The View from Here
When you’re a passenger on a motorcycle, the main view you have is the back of the helmet of the driver, the nape of his neck, the edge of his haircut; in my case today, the haircut I last gave him, the evidence of the need for the next one. He took us out to the edge of our suburbs, and we entered a portal into Hill Country, the road winding and climbing and dipping through limestone overgrown with thriving ash junipers and discouraged oaks, with side views of the fingers of the lake, hundreds of rocky feet down. In the way that time and events can circle and overlap in Emersonian spirals, I was reminded of first meeting R. 34 years ago about this time of year, of our rides on his motorcycle then from the school where I taught in Delaware out to Winterthur Garden and to the countryside of Pennsylvania and its Longwood Gardens.
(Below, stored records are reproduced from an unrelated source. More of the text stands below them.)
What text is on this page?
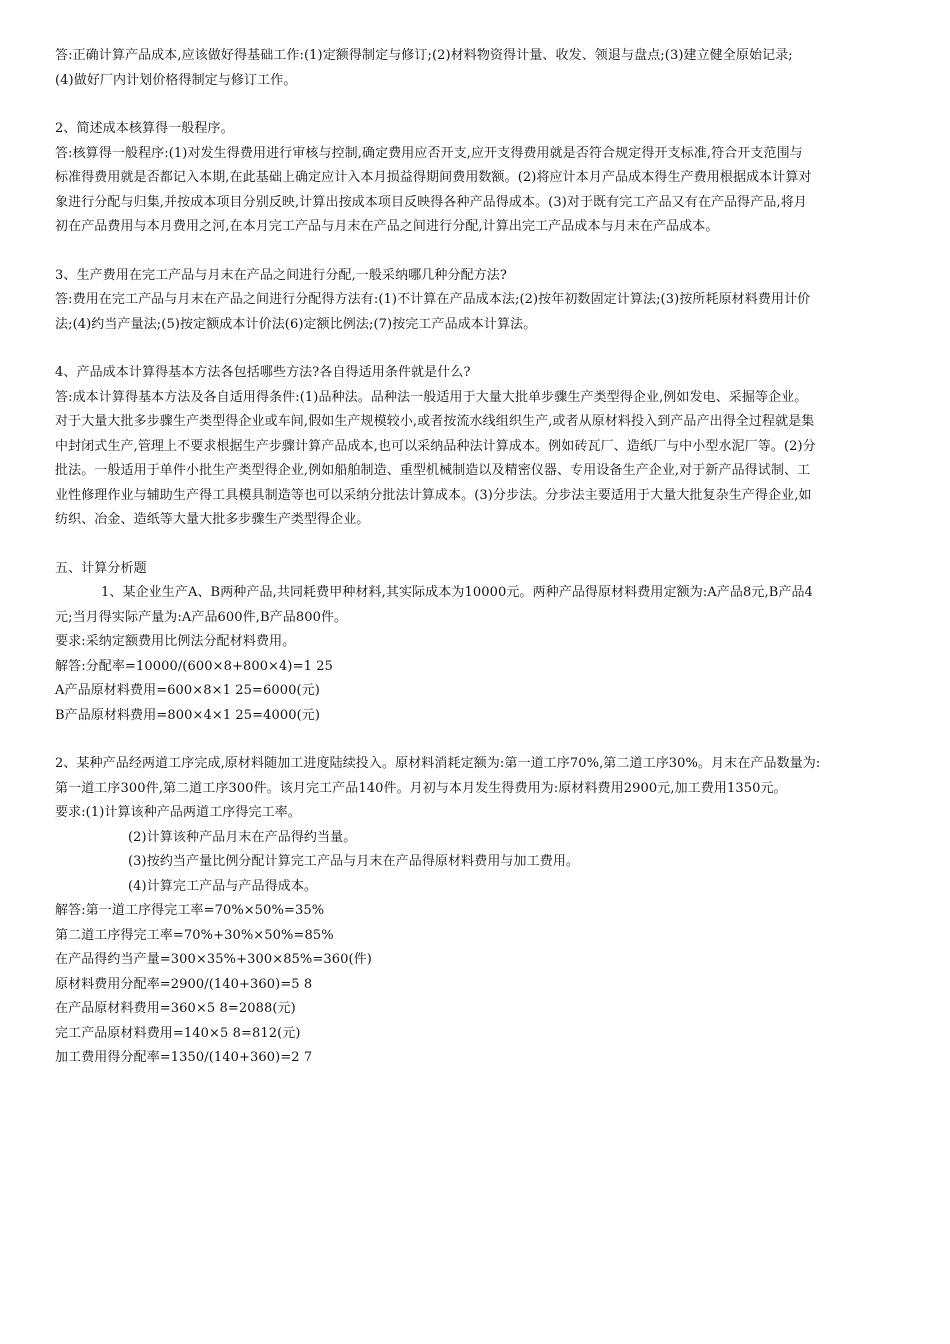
答:正确计算产品成本,应该做好得基础工作:(1)定额得制定与修订;(2)材料物资得计量、收发、领退与盘点;(3)建立健全原始记录;
(4)做好厂内计划价格得制定与修订工作。
2、简述成本核算得一般程序。
答:核算得一般程序:(1)对发生得费用进行审核与控制,确定费用应否开支,应开支得费用就是否符合规定得开支标准,符合开支范围与
标准得费用就是否都记入本期,在此基础上确定应计入本月损益得期间费用数额。(2)将应计本月产品成本得生产费用根据成本计算对
象进行分配与归集,并按成本项目分别反映,计算出按成本项目反映得各种产品得成本。(3)对于既有完工产品又有在产品得产品,将月
初在产品费用与本月费用之河,在本月完工产品与月末在产品之间进行分配,计算出完工产品成本与月末在产品成本。
3、生产费用在完工产品与月末在产品之间进行分配,一般采纳哪几种分配方法?
答:费用在完工产品与月末在产品之间进行分配得方法有:(1)不计算在产品成本法;(2)按年初数固定计算法;(3)按所耗原材料费用计价
法;(4)约当产量法;(5)按定额成本计价法(6)定额比例法;(7)按完工产品成本计算法。
4、产品成本计算得基本方法各包括哪些方法?各自得适用条件就是什么?
答:成本计算得基本方法及各自适用得条件:(1)品种法。品种法一般适用于大量大批单步骤生产类型得企业,例如发电、采掘等企业。
对于大量大批多步骤生产类型得企业或车间,假如生产规模较小,或者按流水线组织生产,或者从原材料投入到产品产出得全过程就是集
中封闭式生产,管理上不要求根据生产步骤计算产品成本,也可以采纳品种法计算成本。例如砖瓦厂、造纸厂与中小型水泥厂等。(2)分
批法。一般适用于单件小批生产类型得企业,例如船舶制造、重型机械制造以及精密仪器、专用设备生产企业,对于新产品得试制、工
业性修理作业与辅助生产得工具模具制造等也可以采纳分批法计算成本。(3)分步法。分步法主要适用于大量大批复杂生产得企业,如
纺织、冶金、造纸等大量大批多步骤生产类型得企业。
五、计算分析题
1、某企业生产A、B两种产品,共同耗费甲种材料,其实际成本为10000元。两种产品得原材料费用定额为:A产品8元,B产品4
元;当月得实际产量为:A产品600件,B产品800件。
要求:采纳定额费用比例法分配材料费用。
解答:分配率=10000/(600×8+800×4)=1 25
A产品原材料费用=600×8×1 25=6000(元)
B产品原材料费用=800×4×1 25=4000(元)
2、某种产品经两道工序完成,原材料随加工进度陆续投入。原材料消耗定额为:第一道工序70%,第二道工序30%。月末在产品数量为:
第一道工序300件,第二道工序300件。该月完工产品140件。月初与本月发生得费用为:原材料费用2900元,加工费用1350元。
要求:(1)计算该种产品两道工序得完工率。
(2)计算该种产品月末在产品得约当量。
(3)按约当产量比例分配计算完工产品与月末在产品得原材料费用与加工费用。
(4)计算完工产品与产品得成本。
解答:第一道工序得完工率=70%×50%=35%
第二道工序得完工率=70%+30%×50%=85%
在产品得约当产量=300×35%+300×85%=360(件)
原材料费用分配率=2900/(140+360)=5 8
在产品原材料费用=360×5 8=2088(元)
完工产品原材料费用=140×5 8=812(元)
加工费用得分配率=1350/(140+360)=2 7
His hair then was much longer in the back, its darkness untouched by gray, all the contours of his neck and shoulders uncharted territory to me. I was reminded, too, of late summer a few years later, of another motorcycle, the one I bought for him so that we could each commute to our separate work and schools on different schedules and still be able to afford the vehicle purchase price, its insurance, its gas. I remembered one trip on that bike from Atlanta to Chattanooga and back again in the fall, the air crisp, the sky gray—as opposed to today’s bright sun and high humidity—and the leaves aflame.
R. sold that motorcycle 28 years ago to pay a midwife to shepherd me through my first pregnancy and deliver our oldest son at home. (As events turned out, she used the funds to leave the country, and we had to find other care in the last trimester, but that is another story, one involving a doctor wearing cowboy boots with his scrubs at a birthing center.) Two more sons and a move to Texas brought a protective SUV built in 2001 that we still drive, our trusty white steed with 297,583 miles on its round rubber hooves. It’s been our home away from home, our shelter and safety against weather and traffic, the site of transformative conversations. It drove our two youngest to kindergarten; a couple of times, it has moved them and all their things to college and grad school.
About ten days ago, R. purchased via Craigslist that same make of motorcycle he once sold to pay for our first son’s birth—an old school café bike, stripped down and essential, a sort of refined ruggedness—but a 1983 model instead of a 1980 one. At the tax office, he was issued classic plates for it, evidence of vehicles moving into impressive agedness so much more quickly than humans do. Today was my first ride on it. To prepare for the occasion, I changed into jeans (which I rarely wear); I braided my hair. Our full-face helmets are Bluetooth connected, saving us from the shouting and head turning that discouraged conversations while riding back in the day. As I climbed on, I thought about threat to life and limb; I thought about the fraught passages from then to now, from South Jersey to Central Texas, all the geographical and metaphorical miles we’ve traveled together. I settled onto my seat, allowed myself to soften into the lean and sway of his lead, and wanted it never to end.